Opponents of the Indian Point shutdown note that the emissions-free energy it provides to the New York City area will be replaced largely by fossil fuel sources that contribute to climate change.
“We are not going to turn off the lights. We are not going to unplug our refrigerators. We are not going to turn off our air conditioning this summer. So it means we will turn to gas for reliable electric power,” James Hansen, a former NASA scientist who was among the first to highlight the effects of climate change, said by email Tuesday. “That means more air pollution, with health consequences that include more COVID-19 illnesses and deaths. It means fracking, with the water pollution it causes. Most of all it means more greenhouse gases, carbon dioxide and methane.”
A 2017 analysis by the New York Independent System Operator, which runs the state’s electrical grid, concluded that Indian Point’s closure won’t impair the grid’s ability to keep New York City’s lights on. But the analysis assumes three major natural gas-fired power plants in the region will pick up the slack. They include the soon-to-be-completed 1,100-megawatt Cricket Valley Energy Center in Dutchess County, which has been subject to numerous protests by fossil fuel opponents. Two other facilities totaling 800 megawatts came online in 2018.
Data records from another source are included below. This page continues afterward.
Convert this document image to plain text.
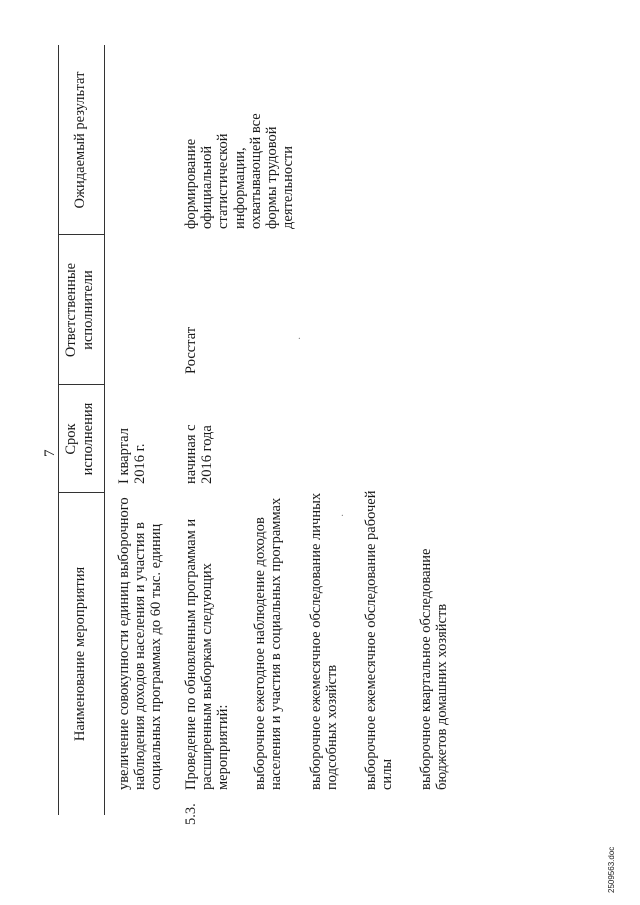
7
Наименование мероприятия
Срок исполнения
Ответственные исполнители
Ожидаемый результат
увеличение совокупности единиц выборочного наблюдения доходов населения и участия в социальных программах до 60 тыс. единиц
I квартал 2016 г.
5.3.
Проведение по обновленным программам и расширенным выборкам следующих мероприятий:
начиная с 2016 года
Росстат
формирование официальной статистической информации, охватывающей все формы трудовой деятельности
выборочное ежегодное наблюдение доходов населения и участия в социальных программах выборочное ежемесячное обследование личных подсобных хозяйств выборочное ежемесячное обследование рабочей силы выборочное квартальное обследование бюджетов домашних хозяйств
·
·
2509563.doc
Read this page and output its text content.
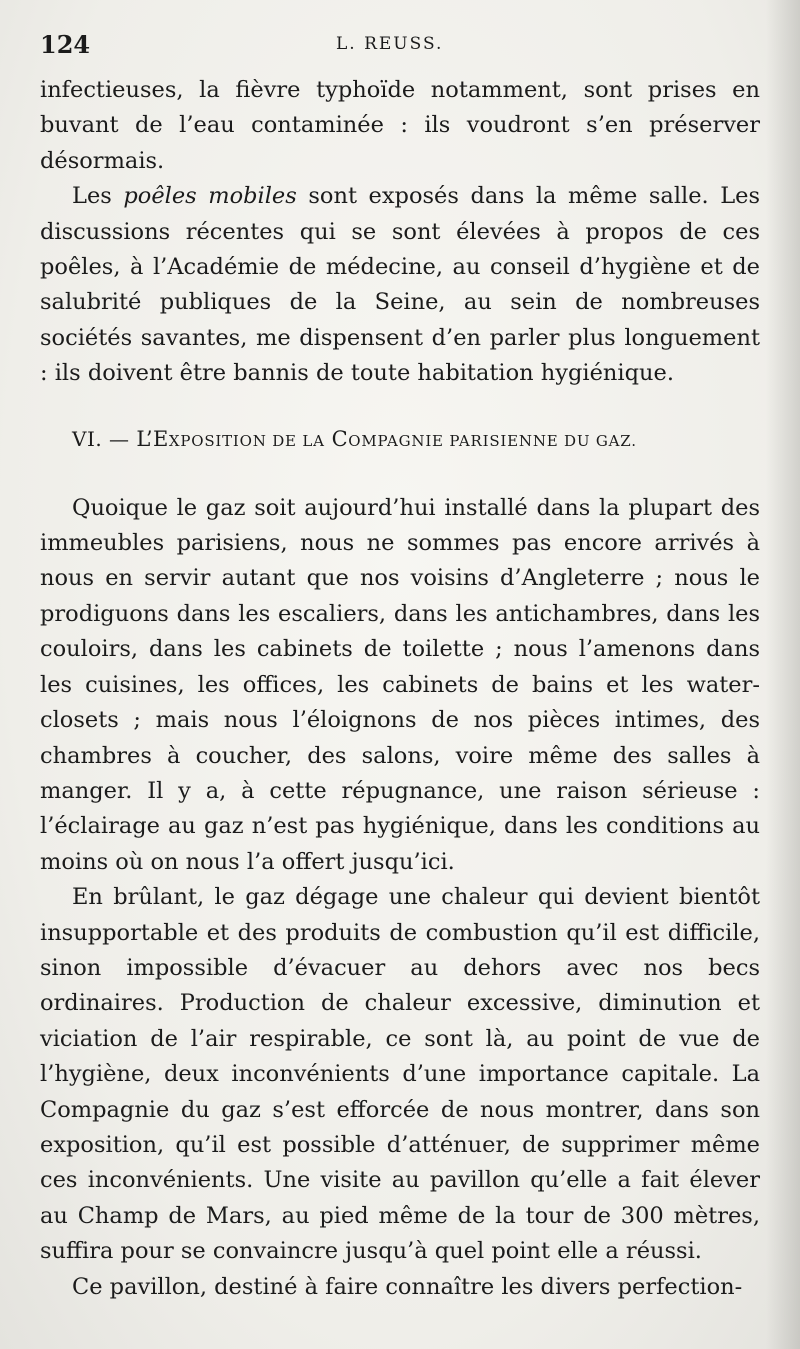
124	L. REUSS.

infectieuses, la fièvre typhoïde notamment, sont prises en buvant de l’eau contaminée : ils voudront s’en préserver désormais.

Les poêles mobiles sont exposés dans la même salle. Les discussions récentes qui se sont élevées à propos de ces poêles, à l’Académie de médecine, au conseil d’hygiène et de salubrité publiques de la Seine, au sein de nombreuses sociétés savantes, me dispensent d’en parler plus longuement : ils doivent être bannis de toute habitation hygiénique.

VI. — L’EXPOSITION DE LA COMPAGNIE PARISIENNE DU GAZ.

Quoique le gaz soit aujourd’hui installé dans la plupart des immeubles parisiens, nous ne sommes pas encore arrivés à nous en servir autant que nos voisins d’Angleterre ; nous le prodiguons dans les escaliers, dans les antichambres, dans les couloirs, dans les cabinets de toilette ; nous l’amenons dans les cuisines, les offices, les cabinets de bains et les water-closets ; mais nous l’éloignons de nos pièces intimes, des chambres à coucher, des salons, voire même des salles à manger. Il y a, à cette répugnance, une raison sérieuse : l’éclairage au gaz n’est pas hygiénique, dans les conditions au moins où on nous l’a offert jusqu’ici.

En brûlant, le gaz dégage une chaleur qui devient bientôt insupportable et des produits de combustion qu’il est difficile, sinon impossible d’évacuer au dehors avec nos becs ordinaires. Production de chaleur excessive, diminution et viciation de l’air respirable, ce sont là, au point de vue de l’hygiène, deux inconvénients d’une importance capitale. La Compagnie du gaz s’est efforcée de nous montrer, dans son exposition, qu’il est possible d’atténuer, de supprimer même ces inconvénients. Une visite au pavillon qu’elle a fait élever au Champ de Mars, au pied même de la tour de 300 mètres, suffira pour se convaincre jusqu’à quel point elle a réussi.

Ce pavillon, destiné à faire connaître les divers perfection-
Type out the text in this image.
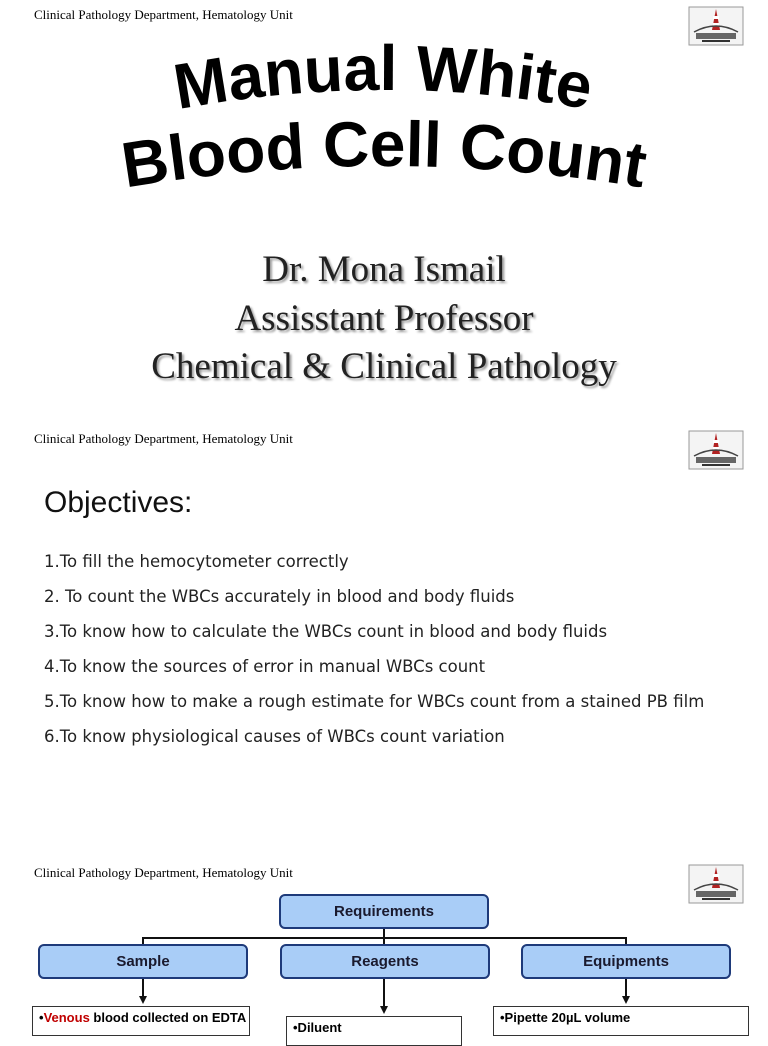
Clinical Pathology Department, Hematology Unit
Manual White
Blood Cell Count
Dr. Mona Ismail
Assisstant Professor
Chemical & Clinical Pathology
Clinical Pathology Department, Hematology Unit
Objectives:
1.To fill the hemocytometer correctly
2. To count the WBCs accurately in blood and body fluids
3.To know how to calculate the WBCs count in blood and body fluids
4.To know the sources of error in manual WBCs count
5.To know how to make a rough estimate for WBCs count from a stained PB film
6.To know physiological causes of WBCs count variation
Clinical Pathology Department, Hematology Unit
Requirements
Sample	Reagents	Equipments
•Venous blood collected on EDTA
•Diluent
•Pipette 20µL volume
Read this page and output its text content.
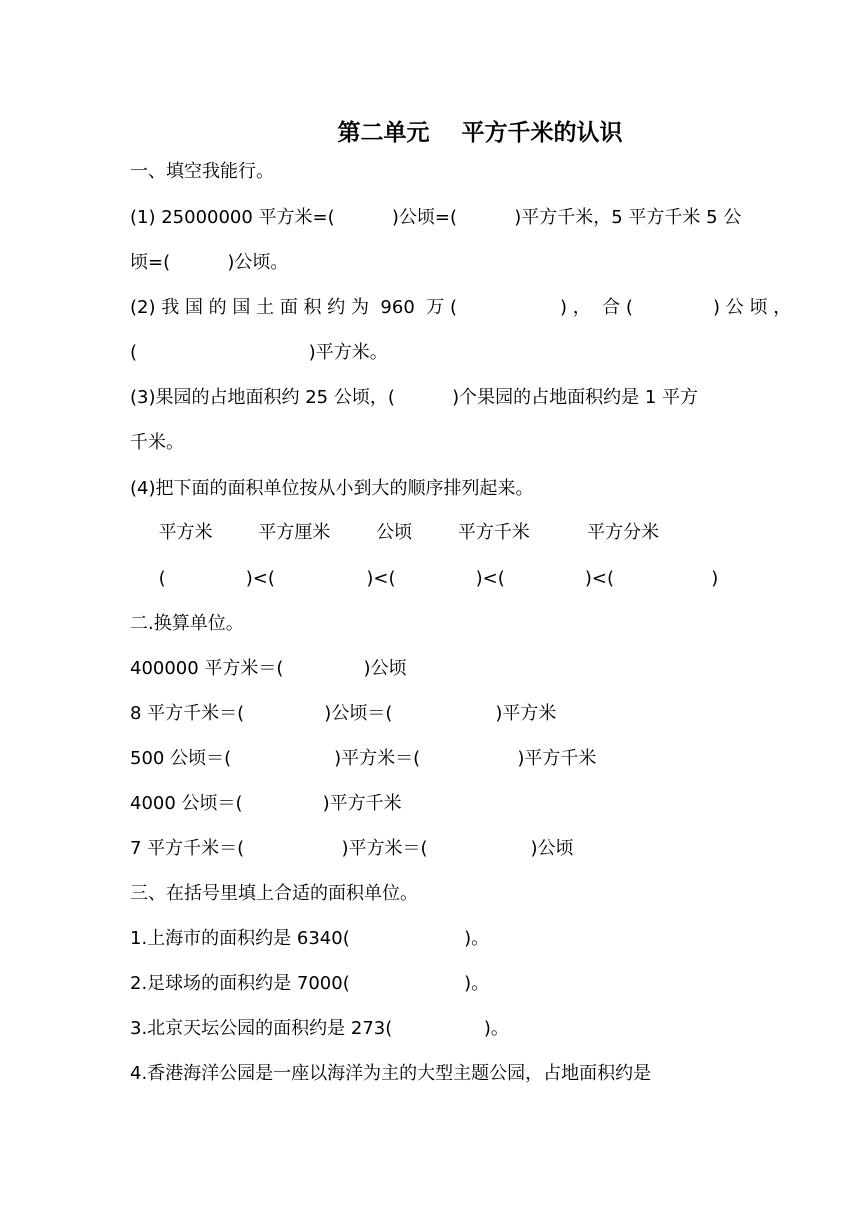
第二单元    平方千米的认识
一、填空我能行。
(1) 25000000 平方米=(          )公顷=(          )平方千米，5 平方千米 5 公
顷=(          )公顷。
(2) 我 国 的 国 土 面 积 约 为  960  万 (                  ) ，  合 (              ) 公 顷 ，
(                              )平方米。
(3)果园的占地面积约 25 公顷，(          )个果园的占地面积约是 1 平方
千米。
(4)把下面的面积单位按从小到大的顺序排列起来。
平方米        平方厘米        公顷        平方千米          平方分米
(              )<(                )<(              )<(              )<(                 )
二.换算单位。
400000 平方米＝(              )公顷
8 平方千米＝(              )公顷＝(                  )平方米
500 公顷＝(                  )平方米＝(                 )平方千米
4000 公顷＝(              )平方千米
7 平方千米＝(                 )平方米＝(                  )公顷
三、在括号里填上合适的面积单位。
1.上海市的面积约是 6340(                    )。
2.足球场的面积约是 7000(                    )。
3.北京天坛公园的面积约是 273(                )。
4.香港海洋公园是一座以海洋为主的大型主题公园，占地面积约是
The Climate Coalition, a group of climate scientists and environmental groups, sent a letter to Cuomo last week asking him to suspend the closure, saying it will make the state more reliant on fossil fuels and more vulnerable to power disruptions during the coronavirus pandemic.
But a recent study by the Oakland, California-based Physicians, Scientists and Engineers for Healthy Energy found that renewable energy, storage and energy efficiency measures in line with New York’s clean energy targets will contribute more electricity than is lost from Indian Point, making a sustained increase in natural gas generation unnecessary. In 2019, the state mandated that 70% of its electricity must come from renewable sources by 2030.